In Soviet Faerun, spells cast YOU!

And:

I don't use DRMed PDFs, you insensitive clod!

:p
You forgot:

Hey, nice dupe of last week's DRM stink!

and of course...

Cowboy Neal keeps me warm at night.

--The Sigil
 


Wow! Awesome speech!

I agree completely. The Digital Millenium Copyright Act always struck me as Orwellian and Un-American but I could never fully articulate why. This guy is brilliant.
 

Torm said:
Some of the things running through my head upon reading this:

You face a Beowulf Cluster of Grendel monsters. Roll initiative!

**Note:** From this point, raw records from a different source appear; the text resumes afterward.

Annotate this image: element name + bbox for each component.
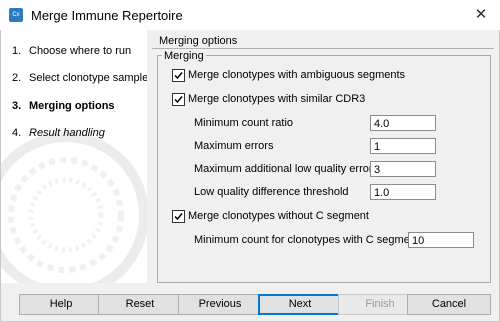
step-2: 2. Select clonotype samples [12, 72, 147, 84]
min-count-c-segment-field[interactable]: 10 [408, 232, 474, 248]
wizard-steps-panel: 1. Choose where to run 2. Select clonotype… [1, 30, 147, 283]
section-title: Merging options [159, 35, 238, 47]
max-errors-label: Maximum errors [194, 140, 274, 152]
max-low-quality-errors-field[interactable]: 3 [370, 161, 436, 177]
max-errors-field[interactable]: 1 [370, 138, 436, 154]
next-button[interactable]: Next [258, 294, 342, 315]
window-title: Merge Immune Repertoire [31, 8, 183, 23]
low-quality-threshold-label: Low quality difference threshold [194, 186, 349, 198]
ambiguous-segments-label: Merge clonotypes with ambiguous segments [188, 69, 406, 81]
checkmark-icon [174, 213, 183, 221]
max-low-quality-errors-label: Maximum additional low quality errors [194, 163, 379, 175]
similar-cdr3-checkbox[interactable] [172, 93, 185, 106]
min-count-ratio-label: Minimum count ratio [194, 117, 294, 129]
merging-options-panel: Merging options Merging Merge clonotypes… [152, 32, 494, 283]
clc-app-icon: Cx [9, 8, 23, 22]
without-c-segment-checkbox[interactable] [172, 210, 185, 223]
without-c-segment-label: Merge clonotypes without C segment [188, 210, 369, 222]
ambiguous-segments-checkbox[interactable] [172, 69, 185, 82]
step-1: 1. Choose where to run [12, 45, 132, 57]
close-icon[interactable]: ✕ [470, 4, 492, 26]
step-3-current: 3. Merging options [12, 100, 115, 112]
help-button[interactable]: Help [19, 294, 103, 315]
merging-group-title: Merging [162, 50, 206, 62]
button-bar: Help Reset Previous Next Finish Cancel [1, 284, 498, 321]
min-count-c-segment-label: Minimum count for clonotypes with C segm… [194, 234, 419, 246]
checkmark-icon [174, 96, 183, 104]
low-quality-threshold-field[interactable]: 1.0 [370, 184, 436, 200]
checkmark-icon [174, 72, 183, 80]
clc-watermark-logo [1, 132, 147, 283]
previous-button[interactable]: Previous [178, 294, 262, 315]
cancel-button[interactable]: Cancel [407, 294, 491, 315]
similar-cdr3-label: Merge clonotypes with similar CDR3 [188, 93, 366, 105]
title-bar: Cx Merge Immune Repertoire ✕ [0, 0, 500, 30]
section-divider [152, 48, 494, 49]
reset-button[interactable]: Reset [98, 294, 182, 315]
min-count-ratio-field[interactable]: 4.0 [370, 115, 436, 131]
step-4: 4. Result handling [12, 127, 105, 139]
merging-group: Merging Merge clonotypes with ambiguous … [157, 50, 491, 283]
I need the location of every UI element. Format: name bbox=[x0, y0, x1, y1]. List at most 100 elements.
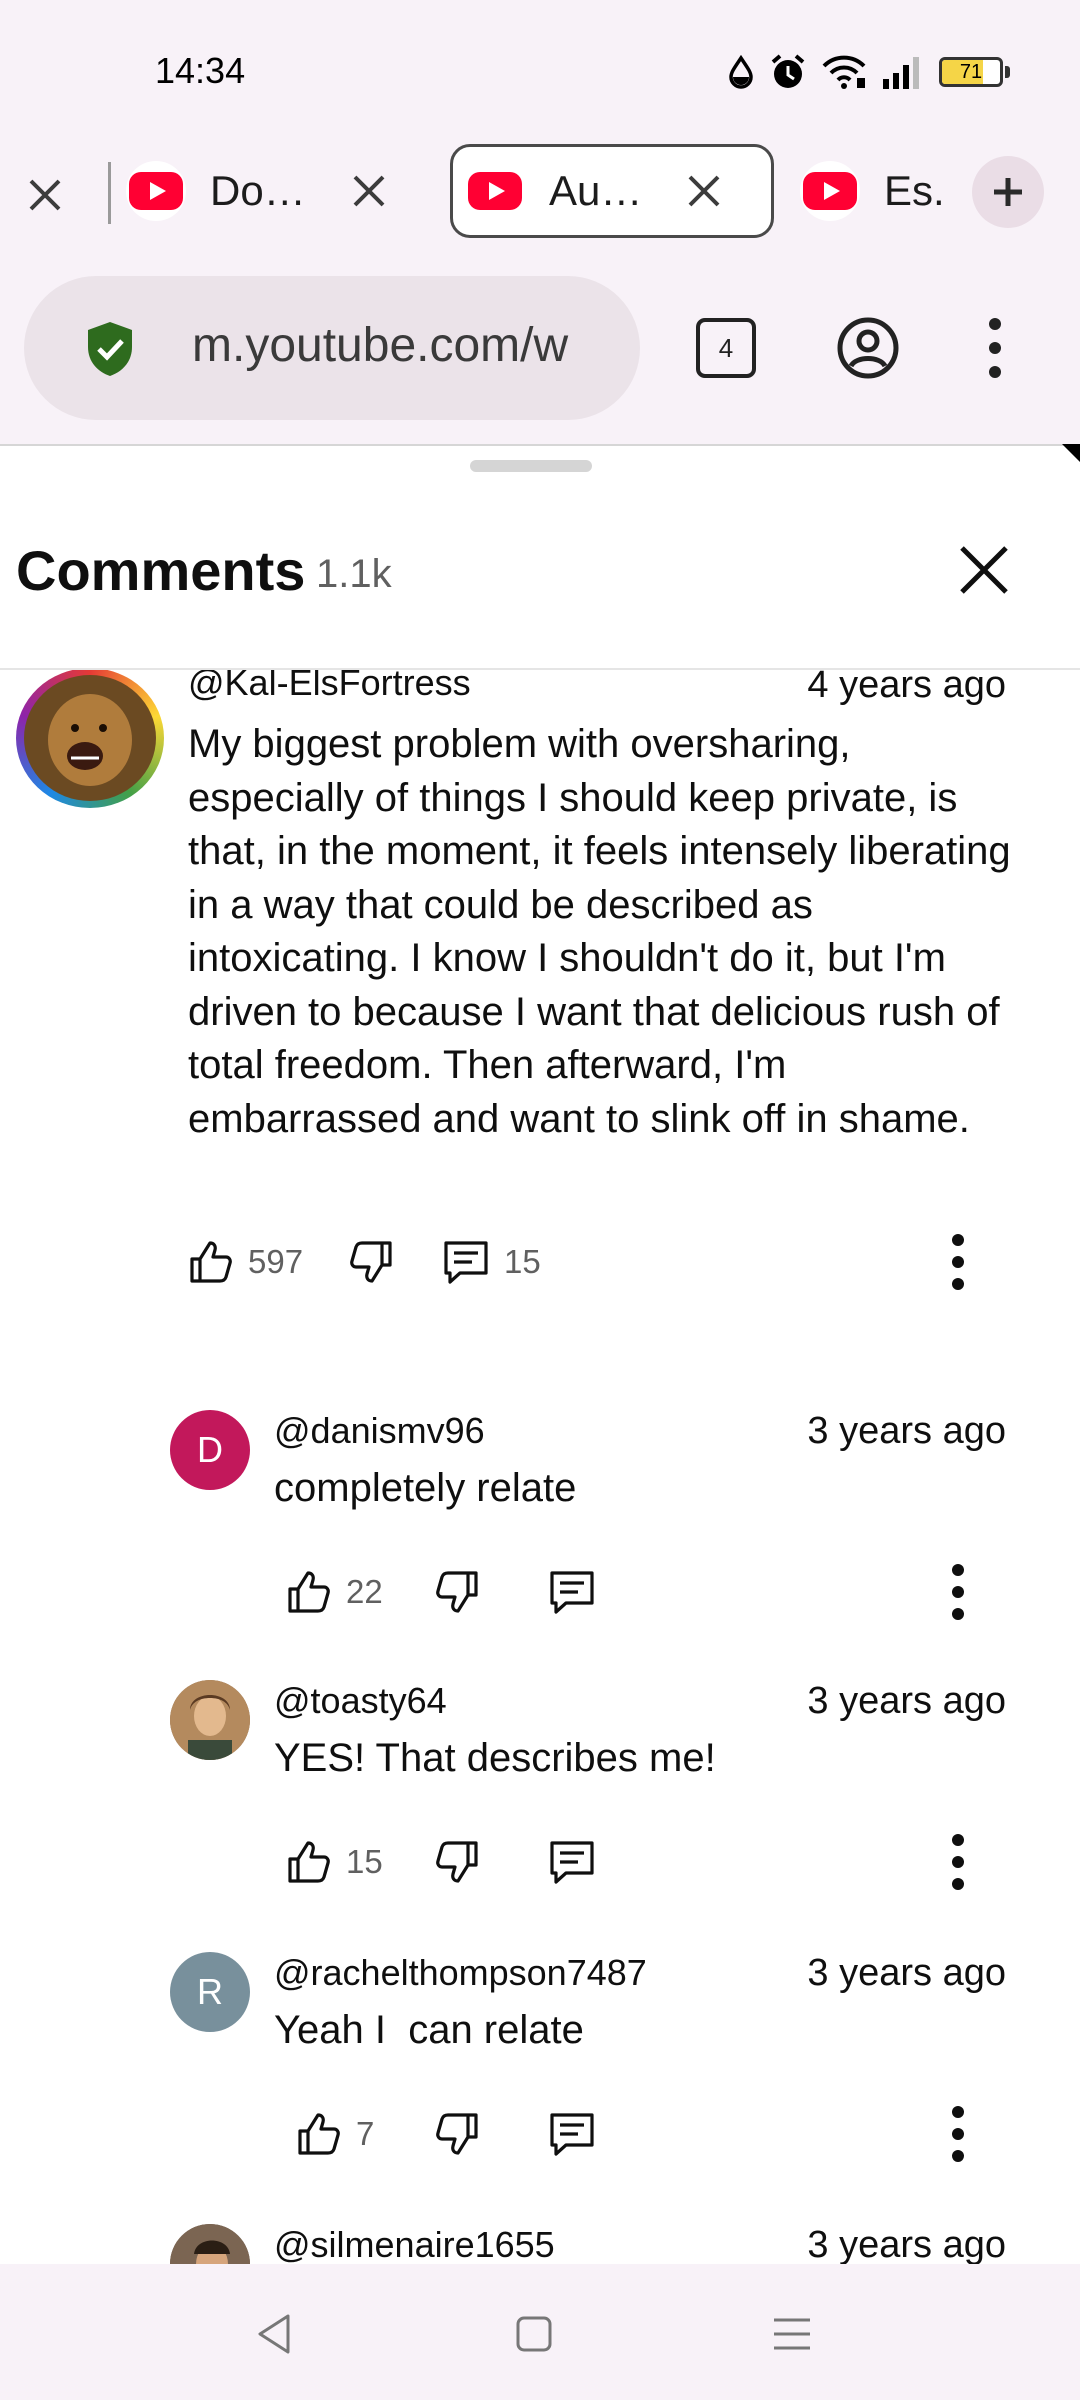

In Soviet Faerun, spells cast YOU!

And:

I don't use DRMed PDFs, you insensitive clod!

:p

"I for one welcome our new DRM-bearing overlords."
 

It also bears pointing out that Cory isn't talking out of an orifice here. He's a published SF author with several works released not just commercially, but under the Creative Commons License. That means that, at the same time he has those books on bookstore shelves, they're free to download and redistribute (and make derivative works from) as long as you abide by the license.

In other words, he's made pretty good hardcopy sales at the same time the books were available for free download from anywhere. There's a lesson in there, somewhere.
 

The Darknet paper addresses this possibility: it even predicts
what this person will do in the long run: she'll find out about
Kazaa and the next time she wants to get a movie for the kids,
she'll download it from the net and burn it for them.

How true I had never used Kazaa or a Peer 2 Peer network until I bought my first copyprotected music CD, and discovered I couldn't convert it to MP3's to play on my portable player. I then joined peer 2 peer and found MP3's of the same album in seconds. I've not paid for a music CD since.